To mark the release of the Best American Poetry of 2009 collection, series editor David Lehman hosted an incredible 20 poets who appear in the book at the New School Thursday night.

John Ashbery said, "They came to blow up America."
Mark Bibbins said, "West Virginia was made overseas and brought to us, chunk by chunk, aboard container ships."
Susan Cleary asked, "Why is a man like a burning candle?"
Phillip Levine said, "The view was something terrifying and never the same."
Billy Collins said, "You might just tolerate all of this.
James Cummins said, "A gun can be a gun, even for Freud."

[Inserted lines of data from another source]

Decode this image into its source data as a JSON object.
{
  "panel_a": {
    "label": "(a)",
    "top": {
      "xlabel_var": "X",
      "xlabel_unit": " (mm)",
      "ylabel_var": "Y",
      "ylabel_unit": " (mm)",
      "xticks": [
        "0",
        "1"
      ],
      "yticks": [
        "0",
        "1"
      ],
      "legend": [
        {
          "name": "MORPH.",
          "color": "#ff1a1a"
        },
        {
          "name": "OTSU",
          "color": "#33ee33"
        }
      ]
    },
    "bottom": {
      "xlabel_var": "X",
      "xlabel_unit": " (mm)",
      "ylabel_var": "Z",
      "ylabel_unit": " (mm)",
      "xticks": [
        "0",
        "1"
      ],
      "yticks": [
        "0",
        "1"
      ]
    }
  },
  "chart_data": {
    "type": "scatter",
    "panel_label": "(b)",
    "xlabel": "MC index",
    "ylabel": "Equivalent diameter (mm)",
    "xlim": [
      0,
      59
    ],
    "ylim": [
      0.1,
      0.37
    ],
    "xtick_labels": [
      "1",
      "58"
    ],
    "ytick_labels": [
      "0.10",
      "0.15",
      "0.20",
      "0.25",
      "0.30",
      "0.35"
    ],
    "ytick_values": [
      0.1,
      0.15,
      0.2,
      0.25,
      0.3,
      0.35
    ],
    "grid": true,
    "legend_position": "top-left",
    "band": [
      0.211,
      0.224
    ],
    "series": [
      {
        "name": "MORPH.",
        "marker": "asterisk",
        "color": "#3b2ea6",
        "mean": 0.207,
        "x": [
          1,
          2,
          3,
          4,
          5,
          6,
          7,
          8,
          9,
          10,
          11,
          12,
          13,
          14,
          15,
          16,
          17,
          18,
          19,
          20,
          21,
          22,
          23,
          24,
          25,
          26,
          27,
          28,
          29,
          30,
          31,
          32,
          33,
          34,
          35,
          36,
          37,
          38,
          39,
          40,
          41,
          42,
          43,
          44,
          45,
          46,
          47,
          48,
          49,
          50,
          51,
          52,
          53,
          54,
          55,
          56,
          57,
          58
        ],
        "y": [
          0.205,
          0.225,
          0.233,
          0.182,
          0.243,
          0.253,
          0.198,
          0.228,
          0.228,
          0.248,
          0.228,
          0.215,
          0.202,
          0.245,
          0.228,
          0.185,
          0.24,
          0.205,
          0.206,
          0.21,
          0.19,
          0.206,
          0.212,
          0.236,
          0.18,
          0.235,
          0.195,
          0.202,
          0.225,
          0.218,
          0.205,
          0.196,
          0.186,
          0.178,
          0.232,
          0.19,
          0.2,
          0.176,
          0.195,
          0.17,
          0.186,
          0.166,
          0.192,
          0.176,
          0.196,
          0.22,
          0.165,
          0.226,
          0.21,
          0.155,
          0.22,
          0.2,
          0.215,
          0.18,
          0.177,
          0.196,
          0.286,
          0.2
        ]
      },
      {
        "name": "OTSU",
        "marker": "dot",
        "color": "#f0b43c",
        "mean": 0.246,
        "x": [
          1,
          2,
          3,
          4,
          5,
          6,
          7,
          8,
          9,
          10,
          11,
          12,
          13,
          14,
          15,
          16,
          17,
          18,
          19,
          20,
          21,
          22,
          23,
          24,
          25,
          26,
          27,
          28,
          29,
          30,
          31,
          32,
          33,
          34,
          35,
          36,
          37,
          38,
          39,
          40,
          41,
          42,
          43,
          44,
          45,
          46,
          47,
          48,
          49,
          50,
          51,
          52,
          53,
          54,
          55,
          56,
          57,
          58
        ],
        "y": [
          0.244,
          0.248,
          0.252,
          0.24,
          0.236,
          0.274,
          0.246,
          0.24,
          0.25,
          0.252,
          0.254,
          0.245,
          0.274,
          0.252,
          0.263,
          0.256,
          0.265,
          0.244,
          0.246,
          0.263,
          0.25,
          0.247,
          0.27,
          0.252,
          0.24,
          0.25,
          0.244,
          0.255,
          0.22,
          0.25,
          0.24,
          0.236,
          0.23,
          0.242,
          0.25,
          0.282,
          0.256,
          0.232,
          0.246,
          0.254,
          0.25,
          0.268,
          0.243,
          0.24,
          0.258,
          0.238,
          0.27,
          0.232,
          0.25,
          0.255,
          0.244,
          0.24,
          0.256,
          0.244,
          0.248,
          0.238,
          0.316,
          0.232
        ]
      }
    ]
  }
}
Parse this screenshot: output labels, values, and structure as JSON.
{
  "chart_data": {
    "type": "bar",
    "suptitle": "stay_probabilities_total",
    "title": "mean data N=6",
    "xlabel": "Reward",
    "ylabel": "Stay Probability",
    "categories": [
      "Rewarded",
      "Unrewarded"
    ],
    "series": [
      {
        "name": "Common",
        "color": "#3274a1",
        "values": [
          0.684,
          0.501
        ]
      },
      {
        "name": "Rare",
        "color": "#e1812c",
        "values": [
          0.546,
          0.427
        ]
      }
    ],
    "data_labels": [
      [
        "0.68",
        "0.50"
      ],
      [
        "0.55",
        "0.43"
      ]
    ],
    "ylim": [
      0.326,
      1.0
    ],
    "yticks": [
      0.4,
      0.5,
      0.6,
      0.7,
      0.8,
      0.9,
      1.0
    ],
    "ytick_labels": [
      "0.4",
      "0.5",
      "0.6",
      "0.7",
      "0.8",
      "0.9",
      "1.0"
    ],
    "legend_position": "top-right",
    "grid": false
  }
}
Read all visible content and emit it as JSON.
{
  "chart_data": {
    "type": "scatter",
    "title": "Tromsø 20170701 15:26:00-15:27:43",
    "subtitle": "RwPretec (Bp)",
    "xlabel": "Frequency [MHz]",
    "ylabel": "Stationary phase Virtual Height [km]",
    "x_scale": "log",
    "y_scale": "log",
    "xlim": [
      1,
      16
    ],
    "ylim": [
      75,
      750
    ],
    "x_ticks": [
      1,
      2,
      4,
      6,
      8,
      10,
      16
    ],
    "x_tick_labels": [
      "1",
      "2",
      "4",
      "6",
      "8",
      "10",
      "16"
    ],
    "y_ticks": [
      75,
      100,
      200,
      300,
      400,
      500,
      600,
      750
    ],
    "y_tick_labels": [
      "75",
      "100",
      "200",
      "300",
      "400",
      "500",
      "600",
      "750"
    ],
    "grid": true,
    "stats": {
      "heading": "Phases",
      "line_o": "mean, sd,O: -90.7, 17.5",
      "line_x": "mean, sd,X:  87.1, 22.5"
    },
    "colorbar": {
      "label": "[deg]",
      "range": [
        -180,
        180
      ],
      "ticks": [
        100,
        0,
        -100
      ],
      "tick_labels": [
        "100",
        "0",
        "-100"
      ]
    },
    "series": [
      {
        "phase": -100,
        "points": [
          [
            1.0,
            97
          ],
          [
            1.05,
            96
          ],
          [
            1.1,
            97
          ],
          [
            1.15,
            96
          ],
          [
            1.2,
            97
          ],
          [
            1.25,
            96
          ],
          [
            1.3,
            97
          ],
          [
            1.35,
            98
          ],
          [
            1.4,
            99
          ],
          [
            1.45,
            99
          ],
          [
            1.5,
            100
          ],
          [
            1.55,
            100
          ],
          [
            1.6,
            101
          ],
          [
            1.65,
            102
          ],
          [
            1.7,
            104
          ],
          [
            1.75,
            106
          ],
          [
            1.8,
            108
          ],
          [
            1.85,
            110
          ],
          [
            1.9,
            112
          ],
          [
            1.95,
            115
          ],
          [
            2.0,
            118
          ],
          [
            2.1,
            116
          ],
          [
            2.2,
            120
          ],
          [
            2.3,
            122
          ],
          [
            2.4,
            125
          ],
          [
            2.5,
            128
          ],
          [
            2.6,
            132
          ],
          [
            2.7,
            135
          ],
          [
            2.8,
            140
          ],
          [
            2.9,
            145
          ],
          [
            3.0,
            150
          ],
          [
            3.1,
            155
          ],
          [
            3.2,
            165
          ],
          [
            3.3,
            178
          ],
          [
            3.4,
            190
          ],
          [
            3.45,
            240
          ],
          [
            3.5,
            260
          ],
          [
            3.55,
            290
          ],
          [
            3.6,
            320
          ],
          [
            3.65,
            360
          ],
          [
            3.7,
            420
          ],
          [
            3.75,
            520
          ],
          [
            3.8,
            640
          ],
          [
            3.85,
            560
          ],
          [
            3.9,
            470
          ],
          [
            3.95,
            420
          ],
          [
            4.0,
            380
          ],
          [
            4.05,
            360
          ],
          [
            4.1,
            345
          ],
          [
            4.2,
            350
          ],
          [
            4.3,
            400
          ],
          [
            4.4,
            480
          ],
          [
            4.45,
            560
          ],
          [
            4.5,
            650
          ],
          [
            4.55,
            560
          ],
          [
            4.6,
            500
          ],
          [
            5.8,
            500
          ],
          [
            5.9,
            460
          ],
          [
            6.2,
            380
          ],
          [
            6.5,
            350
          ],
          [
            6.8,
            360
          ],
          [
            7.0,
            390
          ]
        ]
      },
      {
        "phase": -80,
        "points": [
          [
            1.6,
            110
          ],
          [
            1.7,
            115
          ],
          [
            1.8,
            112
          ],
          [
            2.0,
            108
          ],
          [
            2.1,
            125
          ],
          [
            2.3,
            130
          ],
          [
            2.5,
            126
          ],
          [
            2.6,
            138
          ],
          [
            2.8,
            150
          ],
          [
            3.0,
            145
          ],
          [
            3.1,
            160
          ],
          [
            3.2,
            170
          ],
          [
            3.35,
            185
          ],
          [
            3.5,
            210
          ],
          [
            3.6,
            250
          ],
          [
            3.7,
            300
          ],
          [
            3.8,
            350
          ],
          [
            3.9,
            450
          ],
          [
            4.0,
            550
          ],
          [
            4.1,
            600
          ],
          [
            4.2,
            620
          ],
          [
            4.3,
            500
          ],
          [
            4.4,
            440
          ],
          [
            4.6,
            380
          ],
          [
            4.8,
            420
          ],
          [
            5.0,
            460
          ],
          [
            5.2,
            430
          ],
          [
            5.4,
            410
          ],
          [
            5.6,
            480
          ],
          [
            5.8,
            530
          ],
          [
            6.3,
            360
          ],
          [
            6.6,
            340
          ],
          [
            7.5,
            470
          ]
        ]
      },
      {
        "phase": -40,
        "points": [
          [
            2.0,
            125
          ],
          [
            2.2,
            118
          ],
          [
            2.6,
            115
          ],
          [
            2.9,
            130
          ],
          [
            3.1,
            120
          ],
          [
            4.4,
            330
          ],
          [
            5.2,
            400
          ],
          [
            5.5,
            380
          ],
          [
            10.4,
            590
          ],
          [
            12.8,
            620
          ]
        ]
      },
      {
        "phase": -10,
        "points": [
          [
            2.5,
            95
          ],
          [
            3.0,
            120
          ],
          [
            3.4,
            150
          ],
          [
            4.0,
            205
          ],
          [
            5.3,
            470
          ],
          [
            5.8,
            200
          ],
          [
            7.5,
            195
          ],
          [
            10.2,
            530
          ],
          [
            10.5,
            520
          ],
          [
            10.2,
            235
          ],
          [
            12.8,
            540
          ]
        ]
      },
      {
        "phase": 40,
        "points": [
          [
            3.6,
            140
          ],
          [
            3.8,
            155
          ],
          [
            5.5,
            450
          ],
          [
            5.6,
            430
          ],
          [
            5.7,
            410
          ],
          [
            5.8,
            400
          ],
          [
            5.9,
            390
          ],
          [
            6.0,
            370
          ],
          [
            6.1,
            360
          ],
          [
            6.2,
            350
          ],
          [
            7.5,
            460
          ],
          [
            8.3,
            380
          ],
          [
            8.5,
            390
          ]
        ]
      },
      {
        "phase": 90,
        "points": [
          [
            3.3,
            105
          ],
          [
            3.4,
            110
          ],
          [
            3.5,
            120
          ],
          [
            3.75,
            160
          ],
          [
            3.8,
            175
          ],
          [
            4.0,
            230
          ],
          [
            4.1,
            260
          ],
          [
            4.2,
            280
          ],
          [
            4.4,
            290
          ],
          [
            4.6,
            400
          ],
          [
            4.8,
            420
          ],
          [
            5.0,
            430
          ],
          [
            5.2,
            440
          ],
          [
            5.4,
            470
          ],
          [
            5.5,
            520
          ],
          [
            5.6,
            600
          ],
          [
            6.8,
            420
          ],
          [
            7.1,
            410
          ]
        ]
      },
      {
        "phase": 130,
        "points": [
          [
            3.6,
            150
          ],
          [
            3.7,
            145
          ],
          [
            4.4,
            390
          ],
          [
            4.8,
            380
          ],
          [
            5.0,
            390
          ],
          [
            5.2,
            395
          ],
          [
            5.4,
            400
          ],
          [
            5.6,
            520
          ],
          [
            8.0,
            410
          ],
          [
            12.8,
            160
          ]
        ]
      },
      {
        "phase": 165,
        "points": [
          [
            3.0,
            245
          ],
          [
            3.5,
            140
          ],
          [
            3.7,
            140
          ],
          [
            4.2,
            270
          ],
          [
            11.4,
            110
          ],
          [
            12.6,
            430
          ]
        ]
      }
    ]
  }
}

Mark Doty said, "The old words are dying."
Douglas Goetsch asked, "Does anybody see a problem here?"
Michael Grabell said, "Maybe it's because my mother grew up in Weehawken, New Jersey."
Delores Hayden said, "Behind the driver, the boy sits facing backwards."
And because Sarah Hannah could not be there, Jennifer Michael Hect said, "You don't speak of it, not ever."
Richard Howard said, "Believers swing a live chicken high over their heads."
Tina Kelley said, "God is definitely not that weird sexuality of bird rehabilitators."
After remarking that a poetry collection was a kind of conversation, Phillis Levin said, "Forget the comma, the crow said, darting onto another branch, random joy being his."
Susan Blackwell Ramsey said, "We want to make things last."
James Richardson said, "Oh, it's a technical problem."
Martha Silano said, "I hate your knees, both of them."
Mitch Susskind said, "Rachel was like a monkey beside Sarah."
Vincent Stanely said, "I hear America calling for a dot"
Craig Morgan Teicher said, "America has begun calling everything 'America' no matter what."
Matthew Zapruder said, "I know less than I did before, and I live on a hill where the wind steals music from everything and brings it to me."